STAGE REVIEW: Hairspray thins out its wild rootsIn 1984, John Waters’ Hairspray unleashed a full-bodied Ricki Lake onto the world as Tracy Turnblad, a “pleasantly plump” teen who defies conventional beauty standards when she scores a spot on the local dance program and successfully leads the charge towards racial integration in early 1960s Baltimore by jiving with her “negro” friends on TV.
It was, and still is, Waters’ most mainstream film, and became a huge cult favourite thanks to its campy humour, political themes and subversive nature. Brimming with weird life and quirky joy, it was just begging to become a musical. That it went on to become an eight-time Tony Award-winning Broadway hit was unexpected by many, but Hairspray (the musical) has quite a bit in its favour: catchy songs, strong themes and Waters’ eccentric foundation. (In a lovely bit of third-generation Hollywood incest, the musical spawned its own big-budget, mainstream film adaptation in 2007.)
But the Arts Club’s Hairspray is so perfectly polished, so devoid of Waters-esque wackiness — it borders on sterile. The cast is great, the energy’s unflagging and everybody’s having fun, but, save for a few blissful moments, where’s the wild, loose whimsy? Why has Waters’ (admittedly) residual influence been scrubbed clean?
It might be partly due to the casting of its lead, Jennie Neumann. Her Tracy is delightful and sunny, and Neumann has plenty of charm, sparkle, and a great voice (as evidenced in the earworm of an opening number “Good Morning, Baltimore”) But only in the pages of Vogue could she be described as “pleasantly plump.” Every joke made or insult hurled about Tracy’s heft (and there are many), feels increasingly hollow. It flies in the face of my feminist principles to take issue with an artist’s appearance, but in a show like Hairspray — in which the lead’s stature is a key plot point — casting a relatively thin woman weakens an important element of the script’s social commentary. It effectively blanches Waters’ original intention of using size and race to upend social stigmas.
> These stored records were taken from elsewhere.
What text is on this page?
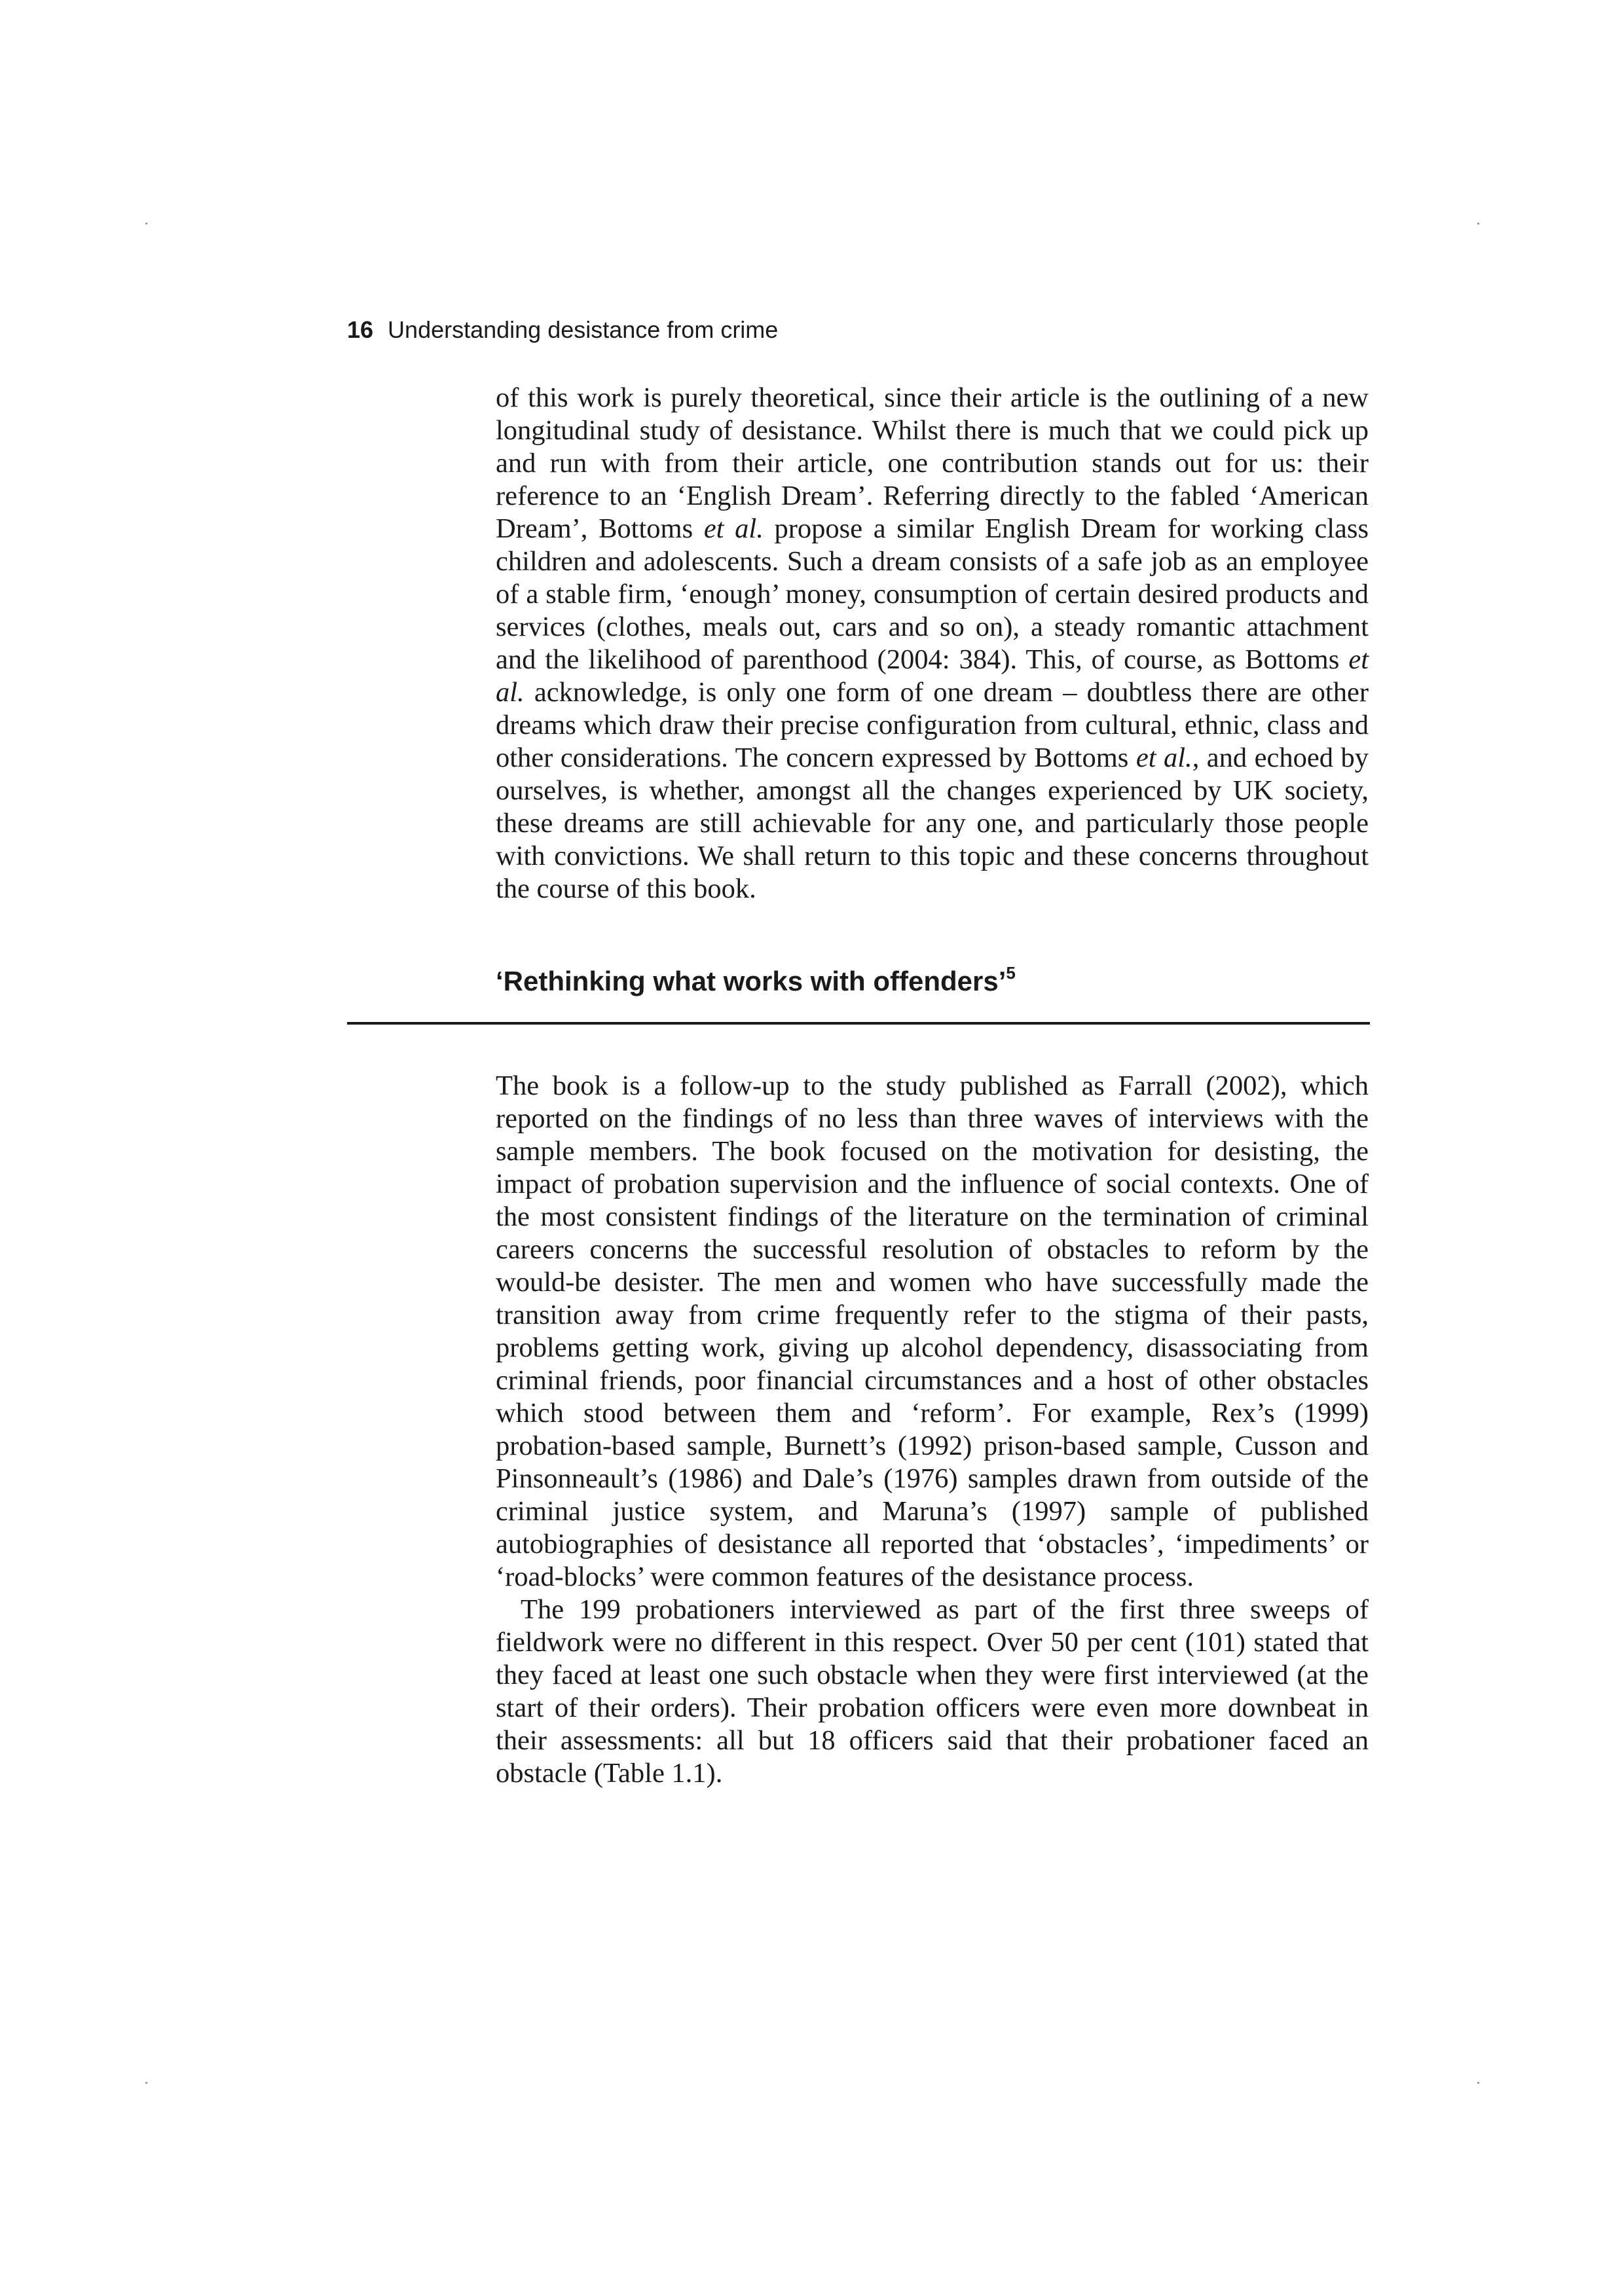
16 Understanding desistance from crime

of this work is purely theoretical, since their article is the outlining of a new longitudinal study of desistance. Whilst there is much that we could pick up and run with from their article, one contribution stands out for us: their reference to an ‘English Dream’. Referring directly to the fabled ‘American Dream’, Bottoms et al. propose a similar English Dream for working class children and adolescents. Such a dream consists of a safe job as an employee of a stable firm, ‘enough’ money, consumption of certain desired products and services (clothes, meals out, cars and so on), a steady romantic attachment and the likelihood of parenthood (2004: 384). This, of course, as Bottoms et al. acknowledge, is only one form of one dream – doubtless there are other dreams which draw their precise configuration from cultural, ethnic, class and other considerations. The concern expressed by Bottoms et al., and echoed by ourselves, is whether, amongst all the changes experienced by UK society, these dreams are still achievable for any one, and particularly those people with convictions. We shall return to this topic and these concerns throughout the course of this book.

‘Rethinking what works with offenders’$^5$

The book is a follow-up to the study published as Farrall (2002), which reported on the findings of no less than three waves of interviews with the sample members. The book focused on the motivation for desisting, the impact of probation supervision and the influence of social contexts. One of the most consistent findings of the literature on the termination of criminal careers concerns the successful resolution of obstacles to reform by the would-be desister. The men and women who have successfully made the transition away from crime frequently refer to the stigma of their pasts, problems getting work, giving up alcohol dependency, disassociating from criminal friends, poor financial circumstances and a host of other obstacles which stood between them and ‘reform’. For example, Rex’s (1999) probation-based sample, Burnett’s (1992) prison-based sample, Cusson and Pinsonneault’s (1986) and Dale’s (1976) samples drawn from outside of the criminal justice system, and Maruna’s (1997) sample of published autobiographies of desistance all reported that ‘obstacles’, ‘impediments’ or ‘road-blocks’ were common features of the desistance process.

The 199 probationers interviewed as part of the first three sweeps of fieldwork were no different in this respect. Over 50 per cent (101) stated that they faced at least one such obstacle when they were first interviewed (at the start of their orders). Their probation officers were even more downbeat in their assessments: all but 18 officers said that their probationer faced an obstacle (Table 1.1).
Director Bill Millerd’s other casting choices prove more inspired. Alana Hibbert packs a punch as Motormouth Maybelle, the black DJ and TV pioneer, particularly during her soaring, show-stopping number “I Know Where I’ve Been.” Robyn Wallis (Penny, Tracy’s dim-witted sidekick who ends up in a forbidden interracial romance) is a compelling actress who makes interesting and quirky choices, standing out even when she’s in the background. J. Cameron Barnett’s moves are absolutely mesmerizing as Seaweed, the loose-limbed dancer who’s only allowed to strut his stuff on Negro Day. He and Anderson have a delightful chemistry and their characters’ romance proves far more engaging than Tracy winning the hand of dance show dreamboat Link Larkin (Adam Charles).
Millerd bestowed the iconic role of Tracy’s mother, Edna Turnblad, to veteran funny man Jay Brazeau. Unfortunately, the Vancouver-based actor (who strapped on a girdle to play the role in Toronto six years earlier) was felled by a minor stroke prior to opening night. His replacement, Andy Toth, acquits himself well and has a wonderful stage partner in Laurie Murdoch, who, as Edna’s adoring husband Wilbur, conveys genuine love and affection for his buxom, anxiety-ridden wife.
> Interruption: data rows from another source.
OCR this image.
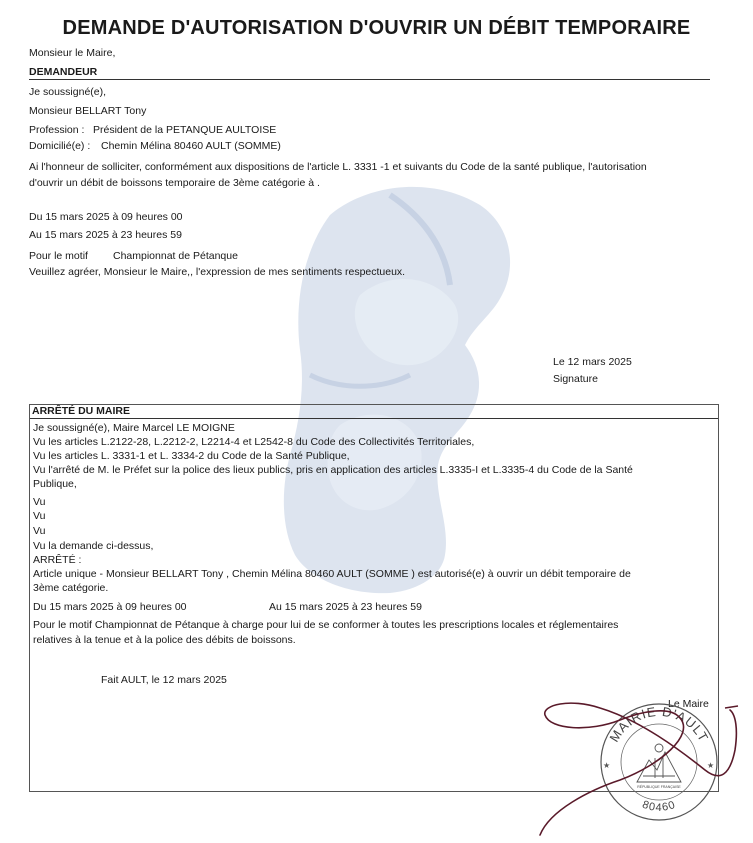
DEMANDE D'AUTORISATION D'OUVRIR UN DÉBIT TEMPORAIRE
Monsieur le Maire,
DEMANDEUR
Je soussigné(e),
Monsieur BELLART Tony
Profession : Président de la PETANQUE AULTOISE
Domicilié(e) : Chemin Mélina 80460 AULT (SOMME)
Ai l'honneur de solliciter, conformément aux dispositions de l'article L. 3331 -1 et suivants du Code de la santé publique, l'autorisation
d'ouvrir un débit de boissons temporaire de 3ème catégorie à .
Du 15 mars 2025 à 09 heures 00
Au 15 mars 2025 à 23 heures 59
Pour le motif Championnat de Pétanque
Veuillez agréer, Monsieur le Maire,, l'expression de mes sentiments respectueux.
Le 12 mars 2025
Signature
ARRÊTÉ DU MAIRE
Je soussigné(e), Maire Marcel LE MOIGNE
Vu les articles L.2122-28, L.2212-2, L2214-4 et L2542-8 du Code des Collectivités Territoriales,
Vu les articles L. 3331-1 et L. 3334-2 du Code de la Santé Publique,
Vu l'arrêté de M. le Préfet sur la police des lieux publics, pris en application des articles L.3335-I et L.3335-4 du Code de la Santé
Publique,
Vu
Vu
Vu
Vu la demande ci-dessus,
ARRÊTÉ :
Article unique - Monsieur BELLART Tony , Chemin Mélina 80460 AULT (SOMME ) est autorisé(e) à ouvrir un débit temporaire de
3ème catégorie.
Du 15 mars 2025 à 09 heures 00	Au 15 mars 2025 à 23 heures 59
Pour le motif Championnat de Pétanque à charge pour lui de se conformer à toutes les prescriptions locales et réglementaires
relatives à la tenue et à la police des débits de boissons.
Fait AULT, le 12 mars 2025
Le Maire
MAIRIE D'AULT
80460
RÉPUBLIQUE FRANÇAISE
★	★
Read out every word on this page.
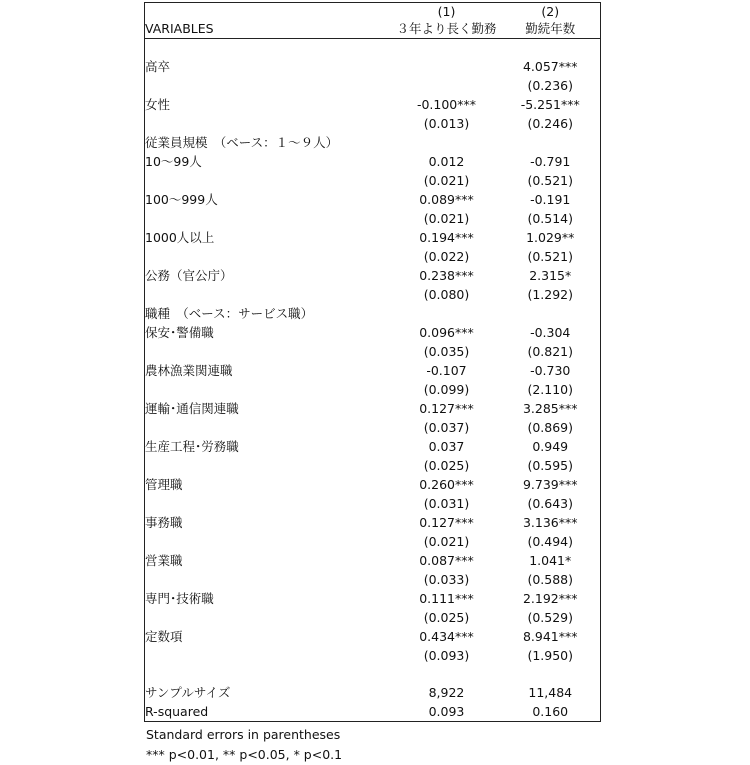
	(1)	(2)
VARIABLES	３年より長く勤務	勤続年数

高卒		4.057***
		(0.236)
女性	-0.100***	-5.251***
	(0.013)	(0.246)
従業員規模　（ベース：１～９人）		
10～99人	0.012	-0.791
	(0.021)	(0.521)
100～999人	0.089***	-0.191
	(0.021)	(0.514)
1000人以上	0.194***	1.029**
	(0.022)	(0.521)
公務（官公庁）	0.238***	2.315*
	(0.080)	(1.292)
職種　（ベース：サービス職）		
保安･警備職	0.096***	-0.304
	(0.035)	(0.821)
農林漁業関連職	-0.107	-0.730
	(0.099)	(2.110)
運輸･通信関連職	0.127***	3.285***
	(0.037)	(0.869)
生産工程･労務職	0.037	0.949
	(0.025)	(0.595)
管理職	0.260***	9.739***
	(0.031)	(0.643)
事務職	0.127***	3.136***
	(0.021)	(0.494)
営業職	0.087***	1.041*
	(0.033)	(0.588)
専門･技術職	0.111***	2.192***
	(0.025)	(0.529)
定数項	0.434***	8.941***
	(0.093)	(1.950)

サンプルサイズ	8,922	11,484
R-squared	0.093	0.160
Standard errors in parentheses
*** p<0.01, ** p<0.05, * p<0.1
Although a fun frolic, Hairspray seems content to entertain without engaging. Some will be satisfied by its constricted charms, but like the Turnblad women, I’m a big girl. I want to have my cake and eat it, too.
Hairspray runs to July 10 at Stanley Industrial Alliance Stage (2750 Granville), 8pm (Wed-Sat), 7:30pm (Tues). Matinees: Wed, Sat-Sun, 2pm. $29-$69 from ArtsClub.ca and 604-687-1644.